Control, however, did not mean that the apparatus functioned well. Russia was an underdeveloped country with poorly functioning governmental machinery and an ill-educated, venal bureaucracy lacking in public spirit. The country had no well-developed communication system, which increased local power and confusion. It is a mistake to think that totalitarianism implies efficiency, that in such a system all orders are carried out as intended. In fact, the world has never known an efficient totalitarian regime.4 It would be a great jump in logic, however, to conclude that because Stalin did not control everything and not all orders were efficiently carried out in the provinces, he did not have an overall control or that events developed contrary to his desires.

The terror profoundly changed the character and even the role of the party. One could no longer talk about the dictatorship of the party. The Soviet political system in the 1930s was the dictatorship of Stalin, who stood above and aside from the party, using it when he needed it as he did other instruments of power, most notably the secret police. From 1933 to 1938 the composition of the party changed. As an institution the party was among the main victims of the attacks. Those who were purged were replaced by new elements, representing the new Soviet elite.
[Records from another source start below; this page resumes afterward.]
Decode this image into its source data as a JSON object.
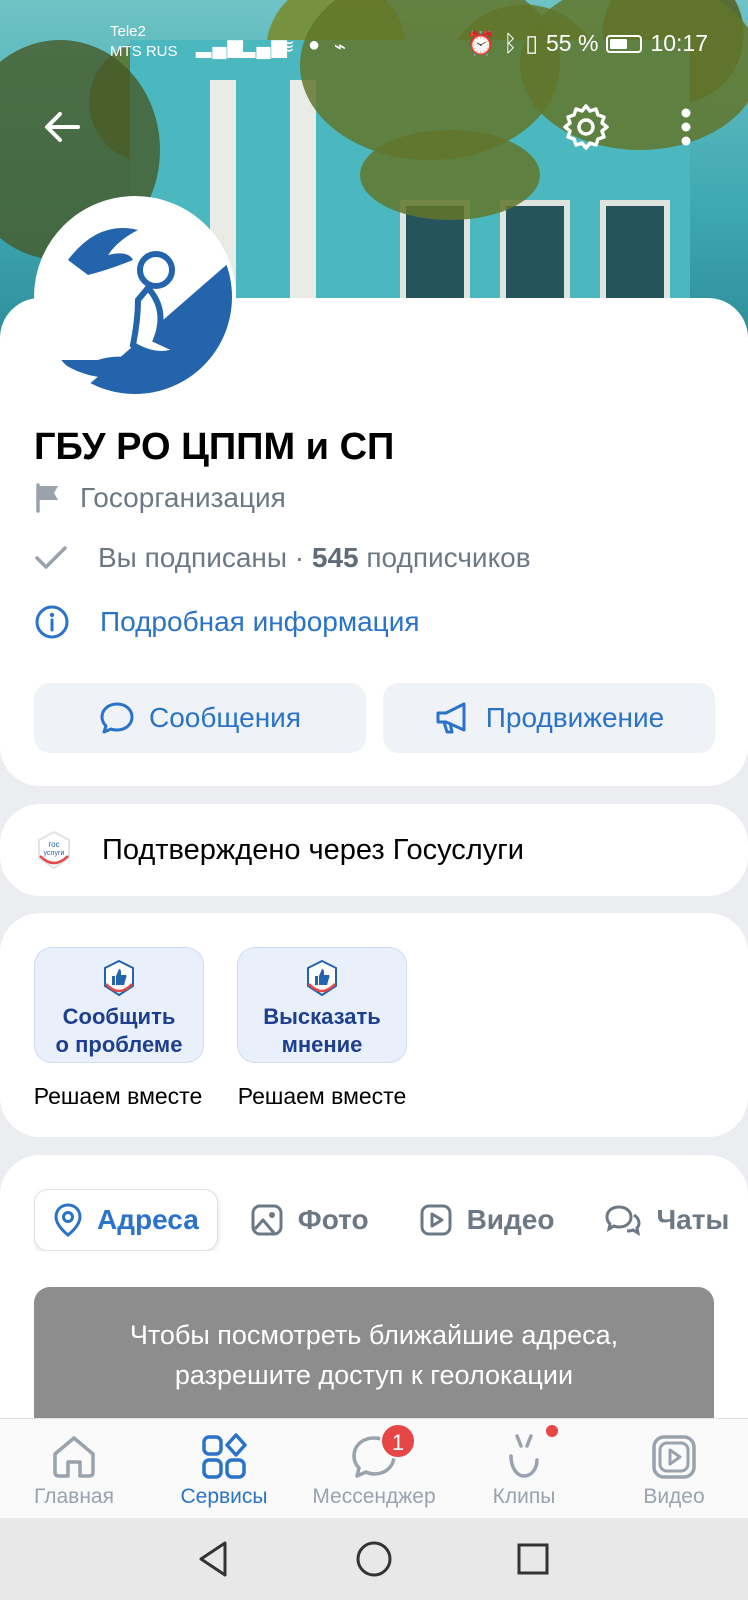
{
  "status_bar": {
    "carrier1": "Tele2",
    "carrier2": "MTS RUS",
    "battery": "55 %",
    "time": "10:17"
  },
  "group": {
    "name": "ГБУ РО ЦППМ и СП",
    "type": "Госорганизация",
    "subscribed": "Вы подписаны · ",
    "subscribers_count": "545",
    "subscribers_label": " подписчиков",
    "details_link": "Подробная информация"
  },
  "actions": {
    "messages": "Сообщения",
    "promotion": "Продвижение"
  },
  "verification": {
    "text": "Подтверждено через Госуслуги",
    "logo_line1": "гос",
    "logo_line2": "услуги"
  },
  "widgets": [
    {
      "label_line1": "Сообщить",
      "label_line2": "о проблеме",
      "caption": "Решаем вместе"
    },
    {
      "label_line1": "Высказать",
      "label_line2": "мнение",
      "caption": "Решаем вместе"
    }
  ],
  "tabs": [
    {
      "label": "Адреса",
      "icon": "location-pin-icon",
      "active": true
    },
    {
      "label": "Фото",
      "icon": "photo-icon",
      "active": false
    },
    {
      "label": "Видео",
      "icon": "video-icon",
      "active": false
    },
    {
      "label": "Чаты",
      "icon": "chat-icon",
      "active": false
    }
  ],
  "geo_prompt": {
    "line1": "Чтобы посмотреть ближайшие адреса,",
    "line2": "разрешите доступ к геолокации"
  },
  "bottom_nav": [
    {
      "label": "Главная",
      "icon": "home-icon",
      "active": false
    },
    {
      "label": "Сервисы",
      "icon": "services-icon",
      "active": true
    },
    {
      "label": "Мессенджер",
      "icon": "messenger-icon",
      "active": false,
      "badge": "1"
    },
    {
      "label": "Клипы",
      "icon": "clips-icon",
      "active": false
    },
    {
      "label": "Видео",
      "icon": "video-icon",
      "active": false
    }
  ],
  "colors": {
    "accent": "#2a73c9",
    "secondary_text": "#6d7885",
    "badge": "#e64646"
  }
}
Party organizations lost their assigned functions. After the “Congress of Victors” in 1934, the Congress met only twice in Stalin’s lifetime, in 1939 and 1952, and never discussed significant issues. The Communist Party which contained within itself the nation’s elite, was designed to play the role of reconciling competing interests, but at a time of oppression and terror the party could not carry out its assigned task. The suspension of normal politics, however, did not mean that there were no longer interest groups. Even if the major issues facing the nation were not openly discussed, those issues did not disappear. While Stalin’s lieutenants agreed on a breakneck tempo of industrialization, for example, the question still remained exactly how much of the national income should be invested in the national economy.

Stalin and members of his ever-changing circle accumulated enormous power. They made their decisions not on the basis of law, not even on the basis of bureaucratic predictability, but according to whim. What mattered was not a party or government functionary’s official position, but whether he was able to gain Stalin’s attention and approval. In the absence of official forums, it was Stalin alone who was to reconcile competing interests and points of view. This was a haphazard political system, with an ill-functioning machinery, in which local leaders could sometimes sabotage directives from above.

Possibly a more important institution than the party was the political police, the NKVD (People’s Commissariat for Internal Affairs). Although as one of the commissariats it came under the supervision of the council of commissars, in fact the heads of the agency reported directly to Stalin. In the 1930s the NKVD possessed an enormous network of paid and unpaid agents, which penetrated all levels of society and all institutions, including the party itself.